Il en résulte que la créance de dommages et intérêts réparant le préjudice causé par l'inexécution d'une obligation contractuelle est divisible quand bien même l'obligation inexécutée ne l'était pas.
Le second dispose :
« L'obligation qui est susceptible de division, doit être exécutée entre le créancier et le débiteur comme si elle était indivisible. La divisibilité n'a d'application qu'à l'égard de leurs héritiers, qui ne peuvent demander la dette ou qui ne sont tenus de la payer que pour les parts dont ils sont saisis ou dont ils sont tenus comme représentant le créancier ou le débiteur. »
Il s'en déduit que chaque héritier peut demander au débiteur le règlement de sa part d'une créance indemnitaire du défunt.

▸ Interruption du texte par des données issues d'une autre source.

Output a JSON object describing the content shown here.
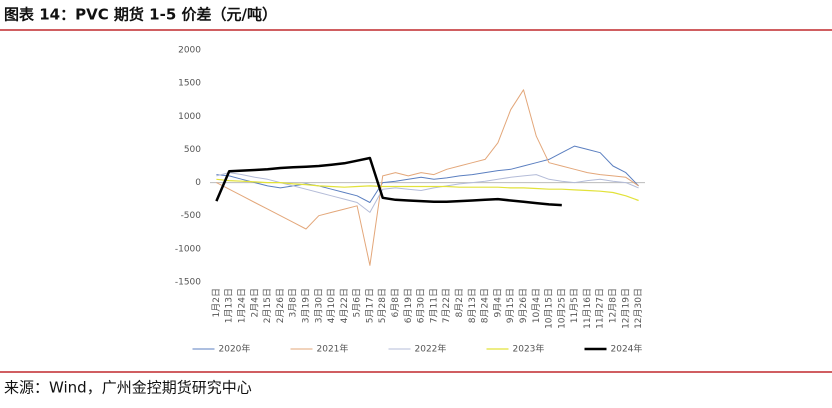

Pour déclarer irrecevable l'action engagée par Mme [B] en sa qualité d'héritière de [R] [E], l'arrêt retient que cette action porte sur l'inexécution d'une obligation contractuelle ouvrant un droit indivis à indemnisation qu'il n'est possible d'apprécier que pour le tout et qui doit profiter à l'ensemble de l'indivision successorale qu'elle a vocation à accroître tant que le partage n'a pas eu lieu. Il en déduit que Mme [B] ne peut agir seule pour demander à la société MSH de lui payer sa part de cette créance.
En statuant ainsi, alors que le droit à indemnisation de la défunte avait vocation à se convertir en dommages et intérêts de sorte que tout héritier pouvait réclamer individuellement le règlement de sa part de cette créance à la société bailleresse, la cour d'appel a violé les textes susvisés.
Les faits de l’espèce doivent être exposés afin de bien comprendre la portée de la présente décision. Renée est décédée le 10 mars 2014. De son vivant, elle était locataire d’un appartement appartenant à la SCI XC, et elle a eu à subir divers dégâts des eaux en 2012 et 2013. À la suite de son décès, sa fille, Brigitte, a assigné la SCI et son assureur en réparation du trouble de jouissance et du préjudice moral subis tant par elle-même que par sa mère du fait des dégâts des eaux précités. En cause d’appel, Brigitte a abandonné toute demande faite en son nom personnel, se limitant à demander, en tant qu’héritière légale de sa mère, le quart de la créance indemnitaire, correspondant au montant de sa part successorale. Une cour d’appel la déclare irrecevable. Brigitte forme alors un pourvoi qui conduit à la censure, sur ce point, de l’arrêt attaqué.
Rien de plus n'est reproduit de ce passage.